Новый, 1882 год Чайковский встретил в Риме в кругу любимых спутников в заграничных путешествиях — Модеста и Коли. Чувствовал он себя физически и нравственно превосходно, главным образом потому, что смог вернуться к работе и она продвигалась успешно.
Из России приходили самые разные вести. В Каменке Таня продолжала вести сомнительный образ жизни — со скандалами, поисками подходящего жениха и выпрашиванием морфина с надобностью и без. Александра, страдавшая постоянными болями из-за камней в почках, увлекалась тем же наркотиком.

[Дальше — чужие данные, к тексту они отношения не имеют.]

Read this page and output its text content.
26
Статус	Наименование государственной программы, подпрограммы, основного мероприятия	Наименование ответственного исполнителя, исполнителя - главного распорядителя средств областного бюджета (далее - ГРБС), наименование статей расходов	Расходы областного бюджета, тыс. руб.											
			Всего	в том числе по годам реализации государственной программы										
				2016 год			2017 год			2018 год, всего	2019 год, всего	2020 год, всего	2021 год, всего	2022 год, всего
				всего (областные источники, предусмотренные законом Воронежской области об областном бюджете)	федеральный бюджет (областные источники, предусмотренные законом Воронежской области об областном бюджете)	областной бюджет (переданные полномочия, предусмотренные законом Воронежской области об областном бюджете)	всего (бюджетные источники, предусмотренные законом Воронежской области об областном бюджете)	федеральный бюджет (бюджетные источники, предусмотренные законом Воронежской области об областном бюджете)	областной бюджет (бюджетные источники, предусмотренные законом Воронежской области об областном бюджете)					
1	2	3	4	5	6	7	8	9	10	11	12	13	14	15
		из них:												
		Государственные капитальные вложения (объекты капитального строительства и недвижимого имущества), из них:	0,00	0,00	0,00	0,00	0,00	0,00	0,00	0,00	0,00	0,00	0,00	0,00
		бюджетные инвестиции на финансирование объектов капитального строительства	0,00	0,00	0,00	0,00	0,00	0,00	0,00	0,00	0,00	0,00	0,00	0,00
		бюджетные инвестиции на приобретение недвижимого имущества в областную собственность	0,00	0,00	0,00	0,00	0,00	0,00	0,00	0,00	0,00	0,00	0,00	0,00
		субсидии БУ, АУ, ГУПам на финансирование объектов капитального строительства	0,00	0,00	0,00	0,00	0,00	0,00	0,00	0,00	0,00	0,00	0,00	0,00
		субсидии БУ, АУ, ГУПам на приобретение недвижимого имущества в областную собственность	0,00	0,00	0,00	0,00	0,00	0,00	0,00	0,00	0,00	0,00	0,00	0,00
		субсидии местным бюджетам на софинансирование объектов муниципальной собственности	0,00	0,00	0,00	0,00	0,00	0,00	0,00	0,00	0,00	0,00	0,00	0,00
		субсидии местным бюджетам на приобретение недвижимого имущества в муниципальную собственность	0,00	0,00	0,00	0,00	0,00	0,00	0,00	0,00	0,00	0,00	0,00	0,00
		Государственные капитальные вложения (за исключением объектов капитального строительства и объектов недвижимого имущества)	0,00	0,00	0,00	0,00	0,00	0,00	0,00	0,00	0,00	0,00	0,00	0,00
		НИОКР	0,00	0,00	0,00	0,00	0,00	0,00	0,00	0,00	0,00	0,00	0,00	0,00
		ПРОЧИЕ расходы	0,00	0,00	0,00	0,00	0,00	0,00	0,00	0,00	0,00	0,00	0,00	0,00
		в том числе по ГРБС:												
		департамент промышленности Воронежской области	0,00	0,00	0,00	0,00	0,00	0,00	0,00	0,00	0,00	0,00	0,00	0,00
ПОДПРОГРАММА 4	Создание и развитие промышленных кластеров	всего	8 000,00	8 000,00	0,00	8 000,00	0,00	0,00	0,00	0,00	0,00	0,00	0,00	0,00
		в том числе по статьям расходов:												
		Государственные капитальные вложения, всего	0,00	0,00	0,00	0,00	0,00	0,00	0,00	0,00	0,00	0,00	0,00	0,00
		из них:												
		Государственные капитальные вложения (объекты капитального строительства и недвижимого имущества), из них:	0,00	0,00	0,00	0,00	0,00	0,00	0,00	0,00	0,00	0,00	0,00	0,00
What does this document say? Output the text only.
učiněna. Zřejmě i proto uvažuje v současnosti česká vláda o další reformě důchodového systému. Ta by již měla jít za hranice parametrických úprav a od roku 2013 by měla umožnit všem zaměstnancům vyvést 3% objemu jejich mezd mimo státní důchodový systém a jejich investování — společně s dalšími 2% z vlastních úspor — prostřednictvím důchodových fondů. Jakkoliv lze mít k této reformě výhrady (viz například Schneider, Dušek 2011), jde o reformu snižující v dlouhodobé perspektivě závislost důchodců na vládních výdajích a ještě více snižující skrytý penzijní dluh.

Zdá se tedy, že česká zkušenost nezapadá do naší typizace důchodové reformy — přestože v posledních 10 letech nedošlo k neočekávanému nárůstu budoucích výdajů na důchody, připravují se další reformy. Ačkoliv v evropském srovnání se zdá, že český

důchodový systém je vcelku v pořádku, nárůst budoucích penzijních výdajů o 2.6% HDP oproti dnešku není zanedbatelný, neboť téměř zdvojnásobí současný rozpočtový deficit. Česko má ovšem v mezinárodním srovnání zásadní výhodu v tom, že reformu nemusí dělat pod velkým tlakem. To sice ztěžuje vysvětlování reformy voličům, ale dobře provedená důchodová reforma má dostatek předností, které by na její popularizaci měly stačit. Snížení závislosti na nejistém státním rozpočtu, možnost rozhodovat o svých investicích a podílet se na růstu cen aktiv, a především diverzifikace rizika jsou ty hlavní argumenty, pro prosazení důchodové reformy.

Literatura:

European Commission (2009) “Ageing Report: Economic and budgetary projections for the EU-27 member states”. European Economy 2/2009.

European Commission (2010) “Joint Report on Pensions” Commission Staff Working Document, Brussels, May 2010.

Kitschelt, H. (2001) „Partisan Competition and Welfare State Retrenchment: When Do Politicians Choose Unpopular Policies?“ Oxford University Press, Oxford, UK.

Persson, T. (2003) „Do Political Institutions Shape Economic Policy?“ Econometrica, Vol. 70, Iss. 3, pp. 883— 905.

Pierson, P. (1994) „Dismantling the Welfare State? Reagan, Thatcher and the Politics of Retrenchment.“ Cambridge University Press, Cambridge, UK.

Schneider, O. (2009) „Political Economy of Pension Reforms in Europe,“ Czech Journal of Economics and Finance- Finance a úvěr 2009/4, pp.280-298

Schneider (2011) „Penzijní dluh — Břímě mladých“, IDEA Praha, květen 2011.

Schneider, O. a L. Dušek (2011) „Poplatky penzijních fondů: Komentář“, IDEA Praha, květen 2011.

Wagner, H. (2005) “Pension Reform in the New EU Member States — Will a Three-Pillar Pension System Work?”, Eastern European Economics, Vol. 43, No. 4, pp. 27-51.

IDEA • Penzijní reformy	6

Петр Ильич писал Анатолию: «Конечно, все у что происходит в этом доме, ужасно, возмутительно и смертельно грустно. Конечно, Таня ведет себя непозволительно и губит не только свою собственную жизнь и репутацию, — но и свою мать и спокойствие всего семейства. <…> Дело теперь зашло так далеко, что возврата быть не может: la position est très tendeux (положение очень запутанное, — фр.), ни вылечить Таню, ни исправить ее нельзя».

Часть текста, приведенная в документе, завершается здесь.